Ankit Mehta and his co-founders launched Mumbai-based IdeaForge with roughly the same objectives about 20 years ago. All of them are IIT Bombay graduates or postgraduates who have combined passion with commercial ambition, achieving a fair degree of success, including an IPO two years ago.

But when terrorists attacked Mumbai in 2008, Mehta and his colleagues realised drones could serve far greater purposes. And so began a journey that increasingly aligned with the needs of both law enforcement and, in recent years, defence applications.

Today, IdeaForge says its dual-use (civil and defence) unmanned aerial vehicles have completed over 650,000 flights, one taking off every three minutes from their factories.

The Long Flight Of Indian Drones

If the 2008 terror attack changed the trajectory of Mehta’s company, the recent terrorist attack on Indian civilians in Kashmir is likely to trigger even deeper shifts, not just for IdeaForge, but for a wider set of companies and sectors.

There have been at least three new categories of battleground developments in the latest conflict between India and Pakistan.

First is the active use of drones, serving, in many ways, as a substitute for aircraft and traditional aerial warfare. Globally, many countries are already moving toward inducting more drones.

Perhaps the most visible example is Ukraine, where young people are literally soldering and assembling drones, then sending them, with deadly payloads, towards Russian forces.

The second is cybersecurity. India has been facing a surge in cyberattacks on both its infrastructure and financial systems.

The third is misinformation, or psychological operations.

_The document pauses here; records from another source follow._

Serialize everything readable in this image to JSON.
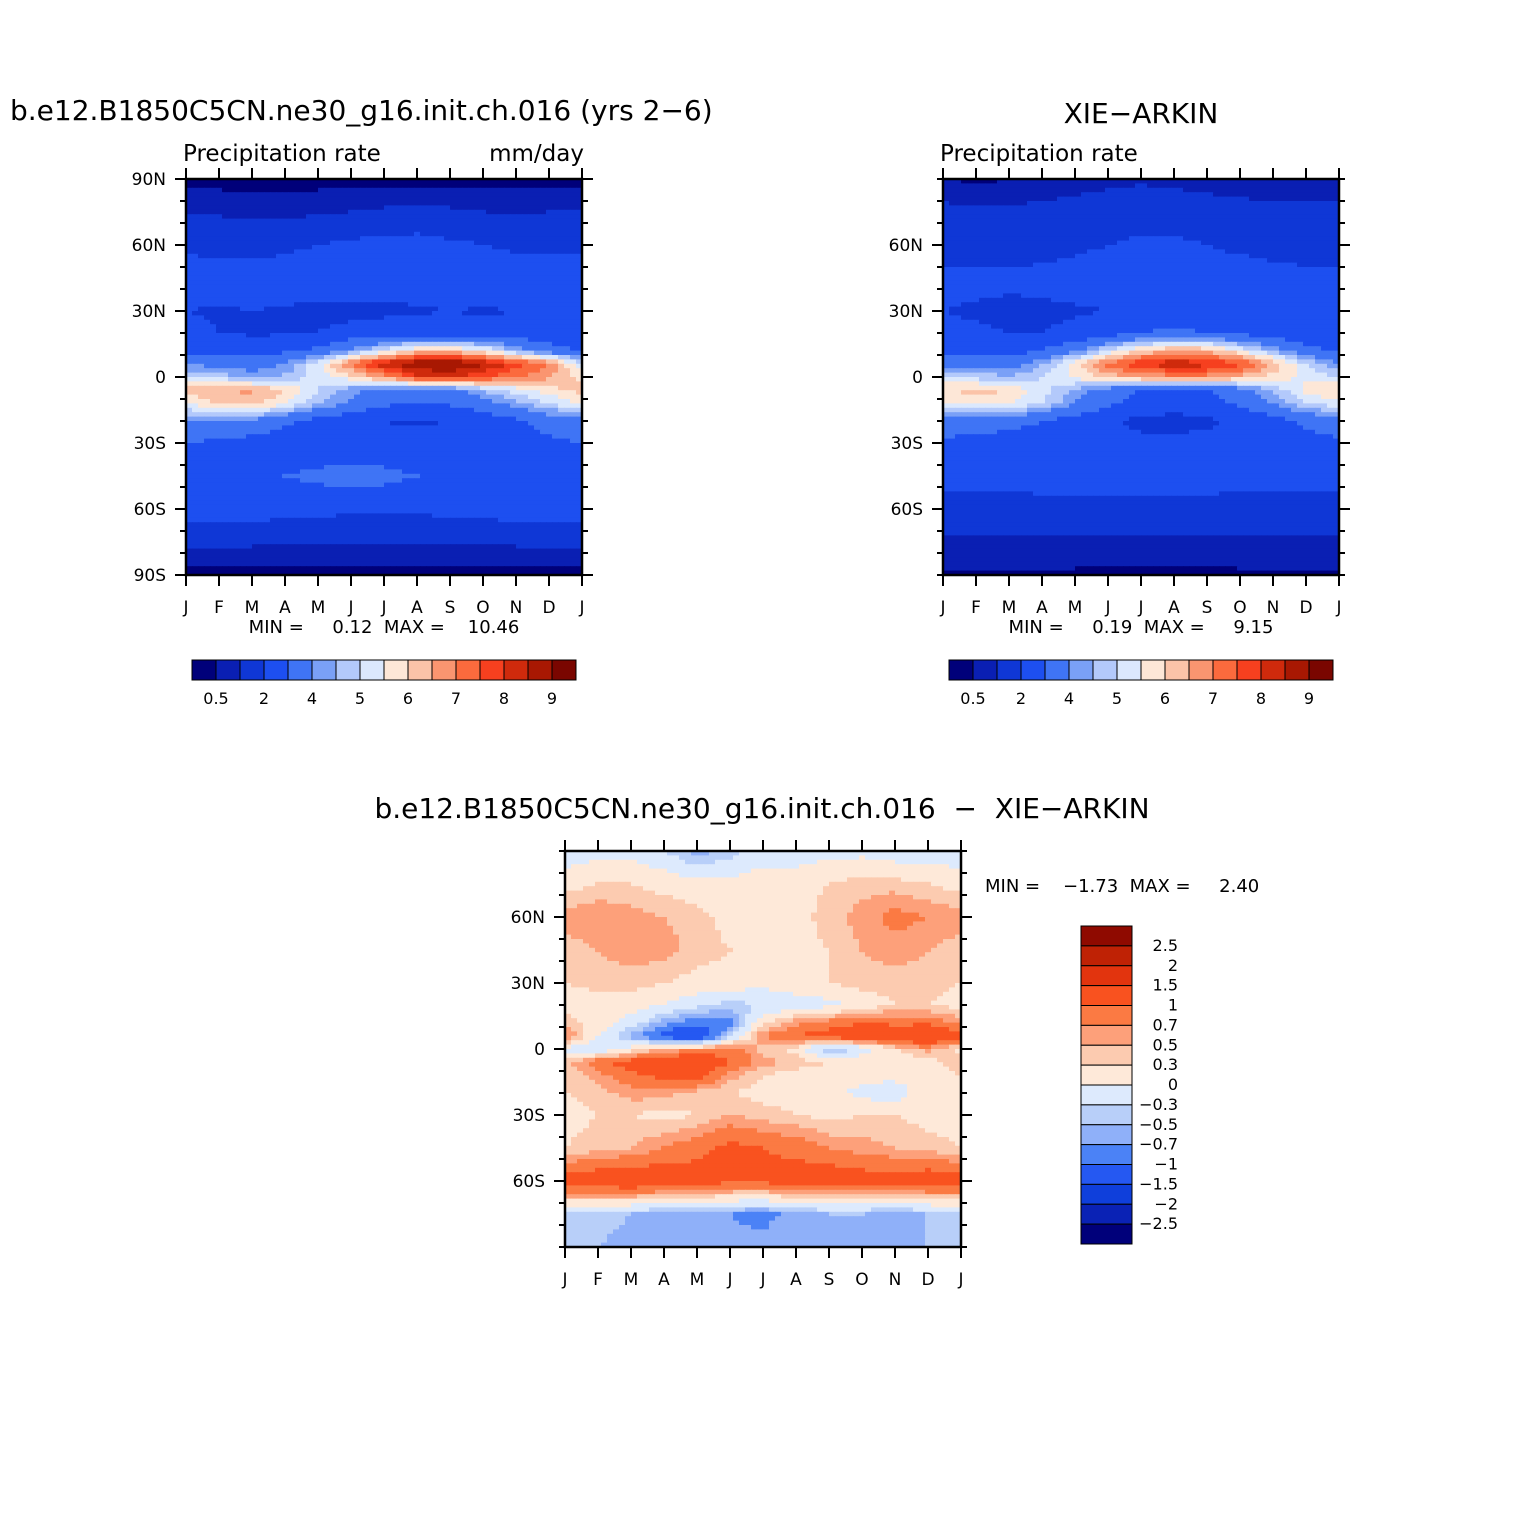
{
  "palette_abs": [
    "#00007a",
    "#0a1fb3",
    "#0f37d6",
    "#1d4ff0",
    "#3f74f5",
    "#7aa0f7",
    "#b3c9fb",
    "#dbe8fd",
    "#fde7d7",
    "#fbc3a8",
    "#fa9570",
    "#fb6a3d",
    "#f6401f",
    "#cf2a0c",
    "#a81802",
    "#7a0600"
  ],
  "palette_diff": [
    "#00007a",
    "#0a22b5",
    "#0f3fdb",
    "#2558f2",
    "#4b82f6",
    "#8fb0f9",
    "#b8cff9",
    "#ddeafd",
    "#fee9d9",
    "#fccbb0",
    "#fda07a",
    "#fb7a43",
    "#f9521f",
    "#e2340e",
    "#bf2205",
    "#8f0a00"
  ],
  "panels": [
    {
      "title": "b.e12.B1850C5CN.ne30_g16.init.ch.016 (yrs 2−6)",
      "left_string": "Precipitation  rate",
      "right_string": "mm/day",
      "stats": "MIN =     0.12  MAX =    10.46",
      "lat_labels": [
        "90N",
        "60N",
        "30N",
        "0",
        "30S",
        "60S",
        "90S"
      ],
      "lat_values": [
        90,
        60,
        30,
        0,
        -30,
        -60,
        -90
      ]
    },
    {
      "title": "XIE−ARKIN",
      "left_string": "Precipitation  rate",
      "right_string": "",
      "stats": "MIN =     0.19  MAX =     9.15",
      "lat_labels": [
        "60N",
        "30N",
        "0",
        "30S",
        "60S"
      ],
      "lat_values": [
        60,
        30,
        0,
        -30,
        -60
      ]
    },
    {
      "title": "b.e12.B1850C5CN.ne30_g16.init.ch.016  −  XIE−ARKIN",
      "stats": "MIN =    −1.73  MAX =     2.40",
      "lat_labels": [
        "60N",
        "30N",
        "0",
        "30S",
        "60S"
      ],
      "lat_values": [
        60,
        30,
        0,
        -30,
        -60
      ]
    }
  ],
  "colorbar_abs_labels": [
    "0.5",
    "2",
    "4",
    "5",
    "6",
    "7",
    "8",
    "9"
  ],
  "colorbar_diff_labels": [
    "2.5",
    "2",
    "1.5",
    "1",
    "0.7",
    "0.5",
    "0.3",
    "0",
    "−0.3",
    "−0.5",
    "−0.7",
    "−1",
    "−1.5",
    "−2",
    "−2.5"
  ],
  "chart_data": [
    {
      "type": "heatmap",
      "title": "b.e12.B1850C5CN.ne30_g16.init.ch.016 (yrs 2−6)",
      "subtitle_left": "Precipitation  rate",
      "units": "mm/day",
      "x": [
        "J",
        "F",
        "M",
        "A",
        "M",
        "J",
        "J",
        "A",
        "S",
        "O",
        "N",
        "D",
        "J"
      ],
      "ylim": [
        -90,
        90
      ],
      "min": 0.12,
      "max": 10.46,
      "levels": [
        0.5,
        1,
        2,
        3,
        4,
        4.5,
        5,
        5.5,
        6,
        6.5,
        7,
        7.5,
        8,
        8.5,
        9
      ],
      "colorbar_labels": [
        "0.5",
        "2",
        "4",
        "5",
        "6",
        "7",
        "8",
        "9"
      ],
      "lat": [
        90,
        75,
        60,
        45,
        30,
        20,
        12,
        6,
        0,
        -6,
        -12,
        -20,
        -30,
        -45,
        -60,
        -75,
        -90
      ],
      "values": [
        [
          0.3,
          0.3,
          0.3,
          0.3,
          0.3,
          0.3,
          0.3,
          0.3,
          0.3,
          0.3,
          0.3,
          0.3,
          0.3
        ],
        [
          1.0,
          0.9,
          0.8,
          0.8,
          0.9,
          1.0,
          1.1,
          1.2,
          1.1,
          1.0,
          0.9,
          1.0,
          1.0
        ],
        [
          1.8,
          1.7,
          1.7,
          1.8,
          2.0,
          2.2,
          2.4,
          2.4,
          2.2,
          2.0,
          1.8,
          1.8,
          1.8
        ],
        [
          2.5,
          2.4,
          2.4,
          2.5,
          2.6,
          2.6,
          2.6,
          2.5,
          2.6,
          2.8,
          2.7,
          2.6,
          2.5
        ],
        [
          2.0,
          1.9,
          2.0,
          1.9,
          1.8,
          1.7,
          1.8,
          1.9,
          2.0,
          1.9,
          2.0,
          2.0,
          2.0
        ],
        [
          2.2,
          2.0,
          1.9,
          1.9,
          2.0,
          2.3,
          2.5,
          2.5,
          2.4,
          2.4,
          2.3,
          2.3,
          2.2
        ],
        [
          2.8,
          2.6,
          2.6,
          2.8,
          3.2,
          4.2,
          5.2,
          6.0,
          6.2,
          5.6,
          4.5,
          3.5,
          2.8
        ],
        [
          4.0,
          3.6,
          3.5,
          4.0,
          5.4,
          7.0,
          8.4,
          9.0,
          9.2,
          8.6,
          7.8,
          7.0,
          5.0
        ],
        [
          5.0,
          4.8,
          4.4,
          4.6,
          5.2,
          5.8,
          6.8,
          7.8,
          8.0,
          7.6,
          7.0,
          6.6,
          5.8
        ],
        [
          6.2,
          6.5,
          6.6,
          6.0,
          5.0,
          4.2,
          3.6,
          3.4,
          3.6,
          4.6,
          5.2,
          5.8,
          6.2
        ],
        [
          5.6,
          6.0,
          6.2,
          5.6,
          4.6,
          3.8,
          3.2,
          3.0,
          3.1,
          3.6,
          4.4,
          5.0,
          5.6
        ],
        [
          3.8,
          4.0,
          3.8,
          3.2,
          2.6,
          2.2,
          2.0,
          1.9,
          2.0,
          2.4,
          2.8,
          3.4,
          3.8
        ],
        [
          3.0,
          2.8,
          2.6,
          2.4,
          2.3,
          2.2,
          2.2,
          2.3,
          2.4,
          2.5,
          2.6,
          2.8,
          3.0
        ],
        [
          2.7,
          2.7,
          2.8,
          3.0,
          3.2,
          3.5,
          3.3,
          3.0,
          2.8,
          2.7,
          2.6,
          2.6,
          2.7
        ],
        [
          2.6,
          2.5,
          2.5,
          2.4,
          2.3,
          2.2,
          2.2,
          2.2,
          2.3,
          2.4,
          2.5,
          2.6,
          2.6
        ],
        [
          1.2,
          1.2,
          1.1,
          1.1,
          1.0,
          1.0,
          1.0,
          1.0,
          1.0,
          1.1,
          1.1,
          1.2,
          1.2
        ],
        [
          0.3,
          0.3,
          0.3,
          0.3,
          0.3,
          0.3,
          0.3,
          0.3,
          0.3,
          0.3,
          0.3,
          0.3,
          0.3
        ]
      ]
    },
    {
      "type": "heatmap",
      "title": "XIE−ARKIN",
      "subtitle_left": "Precipitation  rate",
      "x": [
        "J",
        "F",
        "M",
        "A",
        "M",
        "J",
        "J",
        "A",
        "S",
        "O",
        "N",
        "D",
        "J"
      ],
      "ylim": [
        -90,
        90
      ],
      "min": 0.19,
      "max": 9.15,
      "levels": [
        0.5,
        1,
        2,
        3,
        4,
        4.5,
        5,
        5.5,
        6,
        6.5,
        7,
        7.5,
        8,
        8.5,
        9
      ],
      "colorbar_labels": [
        "0.5",
        "2",
        "4",
        "5",
        "6",
        "7",
        "8",
        "9"
      ],
      "lat": [
        90,
        75,
        60,
        45,
        30,
        20,
        12,
        6,
        0,
        -6,
        -12,
        -20,
        -30,
        -45,
        -60,
        -75,
        -90
      ],
      "values": [
        [
          0.5,
          0.4,
          0.5,
          0.6,
          0.7,
          0.8,
          0.9,
          0.8,
          0.7,
          0.6,
          0.5,
          0.5,
          0.5
        ],
        [
          1.2,
          1.1,
          1.1,
          1.2,
          1.3,
          1.4,
          1.5,
          1.5,
          1.4,
          1.3,
          1.2,
          1.2,
          1.2
        ],
        [
          1.5,
          1.5,
          1.5,
          1.6,
          1.8,
          2.0,
          2.2,
          2.2,
          2.0,
          1.8,
          1.6,
          1.5,
          1.5
        ],
        [
          2.2,
          2.2,
          2.2,
          2.3,
          2.4,
          2.5,
          2.5,
          2.5,
          2.5,
          2.5,
          2.4,
          2.3,
          2.2
        ],
        [
          2.0,
          1.9,
          1.8,
          1.8,
          1.9,
          2.0,
          2.2,
          2.3,
          2.2,
          2.1,
          2.0,
          2.0,
          2.0
        ],
        [
          2.2,
          2.1,
          2.0,
          2.0,
          2.2,
          2.6,
          3.0,
          3.2,
          3.0,
          2.8,
          2.5,
          2.3,
          2.2
        ],
        [
          2.8,
          2.6,
          2.6,
          3.0,
          3.8,
          5.0,
          6.0,
          6.5,
          6.4,
          5.5,
          4.4,
          3.4,
          2.8
        ],
        [
          3.8,
          3.5,
          3.6,
          4.4,
          5.8,
          7.2,
          8.0,
          8.4,
          8.2,
          7.6,
          6.4,
          5.0,
          4.0
        ],
        [
          5.0,
          4.8,
          4.6,
          5.0,
          5.6,
          6.2,
          6.6,
          6.8,
          6.8,
          6.4,
          5.8,
          5.4,
          5.0
        ],
        [
          6.0,
          6.2,
          6.0,
          5.2,
          4.4,
          3.6,
          3.0,
          2.8,
          3.0,
          3.6,
          4.6,
          5.6,
          6.0
        ],
        [
          5.4,
          5.6,
          5.6,
          5.0,
          4.0,
          3.2,
          2.6,
          2.4,
          2.6,
          3.2,
          4.0,
          5.0,
          5.4
        ],
        [
          3.6,
          3.6,
          3.4,
          3.0,
          2.5,
          2.1,
          1.8,
          1.7,
          1.8,
          2.2,
          2.6,
          3.2,
          3.6
        ],
        [
          2.8,
          2.6,
          2.5,
          2.4,
          2.3,
          2.2,
          2.2,
          2.2,
          2.3,
          2.4,
          2.5,
          2.6,
          2.8
        ],
        [
          2.4,
          2.4,
          2.4,
          2.5,
          2.6,
          2.7,
          2.7,
          2.6,
          2.5,
          2.4,
          2.4,
          2.4,
          2.4
        ],
        [
          1.5,
          1.5,
          1.5,
          1.6,
          1.6,
          1.6,
          1.6,
          1.6,
          1.6,
          1.6,
          1.5,
          1.5,
          1.5
        ],
        [
          0.9,
          0.9,
          0.9,
          0.9,
          0.9,
          0.8,
          0.8,
          0.8,
          0.8,
          0.9,
          0.9,
          0.9,
          0.9
        ],
        [
          0.4,
          0.4,
          0.4,
          0.4,
          0.4,
          0.4,
          0.4,
          0.4,
          0.4,
          0.4,
          0.4,
          0.4,
          0.4
        ]
      ]
    },
    {
      "type": "heatmap",
      "title": "b.e12.B1850C5CN.ne30_g16.init.ch.016  −  XIE−ARKIN",
      "x": [
        "J",
        "F",
        "M",
        "A",
        "M",
        "J",
        "J",
        "A",
        "S",
        "O",
        "N",
        "D",
        "J"
      ],
      "ylim": [
        -90,
        90
      ],
      "min": -1.73,
      "max": 2.4,
      "levels": [
        -2.5,
        -2,
        -1.5,
        -1,
        -0.7,
        -0.5,
        -0.3,
        0,
        0.3,
        0.5,
        0.7,
        1,
        1.5,
        2,
        2.5
      ],
      "colorbar_labels": [
        "2.5",
        "2",
        "1.5",
        "1",
        "0.7",
        "0.5",
        "0.3",
        "0",
        "−0.3",
        "−0.5",
        "−0.7",
        "−1",
        "−1.5",
        "−2",
        "−2.5"
      ],
      "lat": [
        90,
        75,
        60,
        45,
        30,
        20,
        12,
        6,
        0,
        -6,
        -12,
        -20,
        -30,
        -45,
        -60,
        -75,
        -90
      ],
      "values": [
        [
          -0.2,
          -0.1,
          -0.1,
          -0.3,
          -0.6,
          -0.4,
          -0.2,
          -0.2,
          -0.1,
          -0.1,
          -0.2,
          -0.2,
          -0.2
        ],
        [
          0.2,
          0.3,
          0.3,
          0.2,
          0.1,
          0.1,
          0.2,
          0.2,
          0.3,
          0.4,
          0.4,
          0.3,
          0.2
        ],
        [
          0.6,
          0.7,
          0.6,
          0.5,
          0.4,
          0.2,
          0.1,
          0.2,
          0.4,
          0.6,
          0.8,
          0.7,
          0.6
        ],
        [
          0.4,
          0.5,
          0.6,
          0.6,
          0.4,
          0.3,
          0.2,
          0.2,
          0.3,
          0.5,
          0.6,
          0.5,
          0.4
        ],
        [
          0.3,
          0.4,
          0.4,
          0.3,
          0.2,
          0.2,
          0.1,
          0.2,
          0.3,
          0.4,
          0.4,
          0.4,
          0.3
        ],
        [
          0.2,
          0.1,
          0.1,
          0.0,
          -0.2,
          -0.4,
          -0.3,
          -0.2,
          -0.1,
          0.1,
          0.3,
          0.3,
          0.2
        ],
        [
          0.4,
          0.2,
          -0.1,
          -0.6,
          -0.9,
          -0.8,
          0.2,
          0.6,
          0.8,
          1.0,
          0.9,
          0.9,
          0.6
        ],
        [
          0.8,
          0.0,
          -0.6,
          -1.2,
          -1.5,
          -0.4,
          0.7,
          1.0,
          1.2,
          1.4,
          1.4,
          1.6,
          1.2
        ],
        [
          -0.1,
          -0.3,
          0.1,
          0.5,
          0.6,
          0.9,
          0.4,
          0.2,
          -0.6,
          -0.2,
          0.3,
          0.6,
          0.2
        ],
        [
          0.4,
          0.9,
          1.2,
          1.4,
          1.5,
          1.0,
          0.6,
          0.4,
          0.3,
          0.2,
          0.1,
          0.2,
          0.4
        ],
        [
          0.3,
          0.6,
          0.9,
          1.1,
          1.2,
          0.6,
          0.3,
          0.2,
          0.2,
          0.1,
          0.1,
          0.2,
          0.3
        ],
        [
          0.3,
          0.4,
          0.6,
          0.6,
          0.4,
          0.3,
          0.2,
          0.2,
          0.1,
          -0.1,
          -0.2,
          0.2,
          0.3
        ],
        [
          0.2,
          0.3,
          0.3,
          0.2,
          0.3,
          0.5,
          0.4,
          0.3,
          0.2,
          0.3,
          0.3,
          0.2,
          0.2
        ],
        [
          0.3,
          0.4,
          0.5,
          0.7,
          0.9,
          1.1,
          1.0,
          0.9,
          0.7,
          0.6,
          0.5,
          0.4,
          0.3
        ],
        [
          1.2,
          1.3,
          1.4,
          1.3,
          1.2,
          1.1,
          1.1,
          1.2,
          1.3,
          1.2,
          1.2,
          1.3,
          1.2
        ],
        [
          -0.3,
          -0.4,
          -0.5,
          -0.6,
          -0.6,
          -0.7,
          -0.8,
          -0.6,
          -0.5,
          -0.5,
          -0.6,
          -0.5,
          -0.3
        ],
        [
          -0.4,
          -0.5,
          -0.6,
          -0.7,
          -0.7,
          -0.6,
          -0.6,
          -0.5,
          -0.5,
          -0.6,
          -0.6,
          -0.5,
          -0.4
        ]
      ]
    }
  ]
}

A recent paper by researchers at the Observer Research Foundation concludes that hacktivists from Pakistan have targeted India’s defence-related organisations and state-owned enterprises with distributed denial-of-service (DDoS) attacks. India’s financial sector has also been seen as a key target.

The government’s Computer Emergency Response Team (CERT-In) issued an advisory highlighting the risk of cyber threat campaigns specifically aimed at Indian organisations.

The Bombay Stock Exchange (BSE) confirmed the threat in a statement two weeks ago. In response, both the BSE and the National Stock Exchange restricted foreign access and initiated enhanced cyber risk monitoring.

While these advisories and threat responses are unusual, India’s financial system is generally under constant attack, at some level or another.

The Invisible War Around Us

In my conversations with Chief Technology Officers, most—if not all—such cyberattacks are never disclosed publicly, for obvious reasons.

But the effort to thwart these attacks, which could slow down or freeze critical systems, including UPI which a great part of India’s transaction economy depends on, is relentless.

Herein lies the opportunity.

Both in the case of drones and cybersecurity, there is a far greater need for private sector participation and entrepreneurial involvement in national defence than perhaps ever before.

While the private sector is already playing a growing role in areas traditionally reserved for the government—from aerospace to space technology and, more recently, defence—the scale of opportunity that lies ahead is of a significantly greater magnitude.

And I would argue that this opportunity has only truly revealed itself in the past few weeks, and in ways we did not anticipate.

A Call For Private Innovation

The latest conflict on our borders has made it clear that not only have new threats emerged, but that countering them will require skills and innovation that cannot come from within the system alone.

Neither governments nor traditional defence technology companies alone are equipped to meet these demands.

Bridging the gap between India’s innovation potential and the evolving requirements of the modern battlefield—whether in advanced drones, cybersecurity, or countering misinformation—will require sharper focus than we’ve seen so far.

This is also a unique opportunity to tap into our homegrown talent more broadly and effectively—not only to prepare for the next war, but also to unlock economic growth by creating new jobs and enterprises in the process.